Session: SUN 176-202-Male Reproductive Endocrinology and Male Reproductive Tract (posters)
Bench to Bedside
Poster Board SUN 177
A 24 y/o XY patient, born with ambiguous genitalia and reared female, presented for adult diabetes management. The patient was born at 36 weeks gestation with intrauterine growth retardation (weight 2.5 lb), undescended testes, and ambiguous genitalia of unclear etiology. The parents were advised to raise the child as a female. Orchiectomy was done at age 2; a vaginal pouch was created at age 5. Estrogen replacement began at age 11 but was self-stopped after 2 years due to increasing obesity. Type 2 Diabetes was diagnosed at age 19 (HbA1c 10.1%; nl <6.0). Low bone mass was found at age 20 (Z-score of AP spine: -2.3). She was lost to endocrine follow up for the next 4 years.
At our initial evaluation, she reported that she was never attracted to men, identified as a lesbian but was never sexually active. She had a history of depression, dropped out of school and college several times and quit multiple jobs. Physical exam: normal vital signs, female appearing, 5 ft 4 in, 204 lb (BMI 34). Breasts at Tanner stage 5 with little subareolar tissue, female external genitalia. Labs: FSH 40.8 mIU/mL (luteal nl: 1.7-7.7) , LH 27.2 mIU/mL (luteal nl: 1.0-11.4), Estradiol 7.9 pg/mL (luteal nl: 43.8-211), Total Testosterone 31 ng/dL (male nl: 348-1197) , TSH 2.95 uIU/mL (0.45-4.50), HbA1c 6.8%. Z-score of AP spine: -2.6, femoral neck: -1.7, and total hip: -1.4. Denosumab (60 mg sc q6mo) was begun and hormonal replacement suggested but refused.
After 2 years, the patient chose to live as a man. Psychiatric evaluation in a sexual behavior consultation unit found gender dysphoria, major depressive disorder, error of sexual development, low self esteem, and lack of sufficient social support but found it appropriate to start testosterone.
The patient started Testosterone Cypionate 100mg IM q14d (4 doses) which was then increased to 200 mg IM q14d. He resumed college, became less shy, and libido increased. He feels attracted to women, his voice is deeper, he has mild acne and an increase in abdominal, facial and leg hair. He plans to legally change his name to a masculine one and is considering plastic surgery on his genitals.
Discussion: An etiology can be identified in less than half of XY newborns with ambiguous genitalia.
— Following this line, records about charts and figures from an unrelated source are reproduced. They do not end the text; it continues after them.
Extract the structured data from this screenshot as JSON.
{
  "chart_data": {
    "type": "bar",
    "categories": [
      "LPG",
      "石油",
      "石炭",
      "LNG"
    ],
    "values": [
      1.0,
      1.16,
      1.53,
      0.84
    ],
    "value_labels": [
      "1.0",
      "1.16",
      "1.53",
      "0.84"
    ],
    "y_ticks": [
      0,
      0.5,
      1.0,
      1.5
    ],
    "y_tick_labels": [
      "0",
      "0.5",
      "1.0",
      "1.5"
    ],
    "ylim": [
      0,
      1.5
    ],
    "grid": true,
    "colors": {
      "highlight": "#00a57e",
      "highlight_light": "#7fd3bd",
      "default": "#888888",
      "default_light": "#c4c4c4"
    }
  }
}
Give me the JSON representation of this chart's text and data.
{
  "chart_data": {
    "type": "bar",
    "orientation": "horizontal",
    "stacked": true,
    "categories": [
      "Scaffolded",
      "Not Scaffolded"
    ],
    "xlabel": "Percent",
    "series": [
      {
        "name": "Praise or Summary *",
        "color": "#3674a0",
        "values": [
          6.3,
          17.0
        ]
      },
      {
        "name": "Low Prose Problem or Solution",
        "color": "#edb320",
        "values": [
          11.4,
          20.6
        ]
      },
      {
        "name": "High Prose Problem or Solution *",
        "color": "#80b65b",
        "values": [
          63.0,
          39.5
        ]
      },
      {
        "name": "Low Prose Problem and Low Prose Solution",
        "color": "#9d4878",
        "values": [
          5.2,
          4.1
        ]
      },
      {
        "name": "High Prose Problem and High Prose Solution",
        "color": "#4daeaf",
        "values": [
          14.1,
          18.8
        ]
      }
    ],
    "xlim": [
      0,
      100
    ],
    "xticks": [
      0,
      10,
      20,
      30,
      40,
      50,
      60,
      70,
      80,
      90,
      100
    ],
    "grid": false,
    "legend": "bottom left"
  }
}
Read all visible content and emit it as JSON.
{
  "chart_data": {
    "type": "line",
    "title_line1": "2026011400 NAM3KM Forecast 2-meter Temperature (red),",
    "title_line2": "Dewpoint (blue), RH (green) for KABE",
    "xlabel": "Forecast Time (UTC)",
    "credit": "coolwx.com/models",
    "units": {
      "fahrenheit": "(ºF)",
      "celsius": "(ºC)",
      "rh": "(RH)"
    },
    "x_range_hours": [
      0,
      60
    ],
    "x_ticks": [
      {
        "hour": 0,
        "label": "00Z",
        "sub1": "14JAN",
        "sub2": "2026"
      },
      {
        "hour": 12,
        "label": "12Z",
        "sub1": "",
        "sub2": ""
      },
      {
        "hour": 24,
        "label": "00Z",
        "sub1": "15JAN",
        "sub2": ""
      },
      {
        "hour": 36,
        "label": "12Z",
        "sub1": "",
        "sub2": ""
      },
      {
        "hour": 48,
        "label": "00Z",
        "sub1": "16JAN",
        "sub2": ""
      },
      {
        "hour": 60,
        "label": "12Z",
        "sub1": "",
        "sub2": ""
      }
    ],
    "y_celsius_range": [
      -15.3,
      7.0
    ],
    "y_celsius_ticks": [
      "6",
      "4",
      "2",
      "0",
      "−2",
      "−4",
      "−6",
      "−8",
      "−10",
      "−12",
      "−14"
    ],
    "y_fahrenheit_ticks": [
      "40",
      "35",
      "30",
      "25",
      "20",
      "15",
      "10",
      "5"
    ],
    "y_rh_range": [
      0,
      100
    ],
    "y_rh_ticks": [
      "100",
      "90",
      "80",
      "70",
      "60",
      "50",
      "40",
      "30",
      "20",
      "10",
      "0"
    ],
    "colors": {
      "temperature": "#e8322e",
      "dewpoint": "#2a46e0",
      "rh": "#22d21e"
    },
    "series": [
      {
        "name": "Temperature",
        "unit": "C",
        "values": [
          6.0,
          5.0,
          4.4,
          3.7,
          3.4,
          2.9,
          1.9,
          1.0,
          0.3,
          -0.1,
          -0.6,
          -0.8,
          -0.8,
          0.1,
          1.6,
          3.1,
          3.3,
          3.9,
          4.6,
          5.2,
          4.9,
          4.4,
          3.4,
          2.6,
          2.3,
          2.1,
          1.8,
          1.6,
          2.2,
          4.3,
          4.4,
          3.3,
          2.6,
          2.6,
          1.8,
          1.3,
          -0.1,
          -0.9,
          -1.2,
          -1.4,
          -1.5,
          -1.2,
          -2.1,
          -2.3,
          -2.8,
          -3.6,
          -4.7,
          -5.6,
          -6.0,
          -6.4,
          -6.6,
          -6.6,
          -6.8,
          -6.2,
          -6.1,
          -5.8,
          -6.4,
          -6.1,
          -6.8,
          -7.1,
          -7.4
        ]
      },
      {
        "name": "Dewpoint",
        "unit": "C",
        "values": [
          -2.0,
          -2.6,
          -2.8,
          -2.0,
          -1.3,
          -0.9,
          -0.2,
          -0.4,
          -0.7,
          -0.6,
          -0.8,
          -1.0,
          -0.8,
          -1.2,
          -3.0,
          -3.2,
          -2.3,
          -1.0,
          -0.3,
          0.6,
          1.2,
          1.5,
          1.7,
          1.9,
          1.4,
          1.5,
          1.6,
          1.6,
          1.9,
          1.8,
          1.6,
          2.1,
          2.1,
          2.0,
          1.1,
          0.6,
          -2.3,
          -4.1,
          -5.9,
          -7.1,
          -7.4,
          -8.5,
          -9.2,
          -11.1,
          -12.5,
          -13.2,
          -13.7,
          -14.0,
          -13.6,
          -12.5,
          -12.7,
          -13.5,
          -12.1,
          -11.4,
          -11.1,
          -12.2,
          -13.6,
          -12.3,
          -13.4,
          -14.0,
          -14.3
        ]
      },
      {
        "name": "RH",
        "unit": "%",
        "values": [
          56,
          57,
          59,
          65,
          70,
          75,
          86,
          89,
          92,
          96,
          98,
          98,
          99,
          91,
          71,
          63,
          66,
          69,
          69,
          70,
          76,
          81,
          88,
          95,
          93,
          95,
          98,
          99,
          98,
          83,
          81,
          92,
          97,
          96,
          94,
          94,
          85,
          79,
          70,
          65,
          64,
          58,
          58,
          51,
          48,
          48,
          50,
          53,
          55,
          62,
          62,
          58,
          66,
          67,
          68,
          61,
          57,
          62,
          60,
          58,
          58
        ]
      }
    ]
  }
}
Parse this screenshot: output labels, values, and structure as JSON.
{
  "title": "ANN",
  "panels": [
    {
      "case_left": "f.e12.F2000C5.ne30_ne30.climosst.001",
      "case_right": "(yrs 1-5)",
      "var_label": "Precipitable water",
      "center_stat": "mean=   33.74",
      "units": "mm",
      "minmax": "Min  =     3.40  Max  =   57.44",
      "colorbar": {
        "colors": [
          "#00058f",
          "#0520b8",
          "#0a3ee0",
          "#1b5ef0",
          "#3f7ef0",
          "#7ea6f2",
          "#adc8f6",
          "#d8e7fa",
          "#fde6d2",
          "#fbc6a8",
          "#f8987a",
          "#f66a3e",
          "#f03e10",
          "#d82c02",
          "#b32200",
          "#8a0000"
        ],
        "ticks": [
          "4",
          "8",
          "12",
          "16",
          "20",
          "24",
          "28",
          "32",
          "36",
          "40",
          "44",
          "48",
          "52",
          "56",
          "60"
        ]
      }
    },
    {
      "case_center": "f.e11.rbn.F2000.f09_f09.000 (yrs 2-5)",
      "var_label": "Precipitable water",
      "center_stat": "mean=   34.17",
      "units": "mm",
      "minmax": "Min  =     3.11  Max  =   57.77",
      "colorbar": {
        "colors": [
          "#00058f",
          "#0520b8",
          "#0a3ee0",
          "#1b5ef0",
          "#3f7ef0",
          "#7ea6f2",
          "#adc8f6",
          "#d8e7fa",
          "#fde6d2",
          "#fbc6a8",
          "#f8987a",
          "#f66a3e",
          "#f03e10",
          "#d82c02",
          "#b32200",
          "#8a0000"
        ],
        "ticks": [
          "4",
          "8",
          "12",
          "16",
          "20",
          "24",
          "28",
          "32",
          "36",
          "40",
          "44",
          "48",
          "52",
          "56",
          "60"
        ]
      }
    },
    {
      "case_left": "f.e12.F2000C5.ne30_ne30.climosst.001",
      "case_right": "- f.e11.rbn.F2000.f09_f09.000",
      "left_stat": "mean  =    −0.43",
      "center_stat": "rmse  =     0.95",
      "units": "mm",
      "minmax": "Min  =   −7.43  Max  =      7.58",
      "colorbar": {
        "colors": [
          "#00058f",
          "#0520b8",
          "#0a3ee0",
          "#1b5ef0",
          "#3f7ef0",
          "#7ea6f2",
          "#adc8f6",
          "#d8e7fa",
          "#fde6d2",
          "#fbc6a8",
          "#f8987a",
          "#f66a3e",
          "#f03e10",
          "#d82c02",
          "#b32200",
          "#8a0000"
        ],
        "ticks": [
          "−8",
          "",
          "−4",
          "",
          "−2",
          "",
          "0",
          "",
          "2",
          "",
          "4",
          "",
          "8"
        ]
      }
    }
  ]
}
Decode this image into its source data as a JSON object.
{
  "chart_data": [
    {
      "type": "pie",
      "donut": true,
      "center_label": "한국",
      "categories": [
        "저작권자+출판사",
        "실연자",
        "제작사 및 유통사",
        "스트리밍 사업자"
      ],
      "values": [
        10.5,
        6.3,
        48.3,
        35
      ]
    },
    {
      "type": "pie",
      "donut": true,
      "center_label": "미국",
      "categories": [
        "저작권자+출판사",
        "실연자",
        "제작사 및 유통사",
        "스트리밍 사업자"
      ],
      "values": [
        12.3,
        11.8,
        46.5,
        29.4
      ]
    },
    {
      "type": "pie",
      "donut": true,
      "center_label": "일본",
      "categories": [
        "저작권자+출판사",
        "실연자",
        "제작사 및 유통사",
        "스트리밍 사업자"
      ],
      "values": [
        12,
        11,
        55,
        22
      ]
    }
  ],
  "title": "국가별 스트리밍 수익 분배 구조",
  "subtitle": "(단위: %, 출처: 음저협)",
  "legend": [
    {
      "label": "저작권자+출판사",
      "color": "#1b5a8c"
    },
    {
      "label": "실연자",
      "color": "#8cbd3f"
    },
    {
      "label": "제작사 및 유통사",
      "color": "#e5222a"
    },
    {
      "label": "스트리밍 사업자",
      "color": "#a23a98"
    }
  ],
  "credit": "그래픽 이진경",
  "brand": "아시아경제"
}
The literature has recommended that generally such patients should be reared as female (2), although there are permanent changes in structures of the brain due to prenatal exposure to androgens (1). This patient demonstrates medical and psychosocial challenges that may result.
Conclusion: It may be more appropriate to raise XY children as male regardless of the appearance of their external genitalia.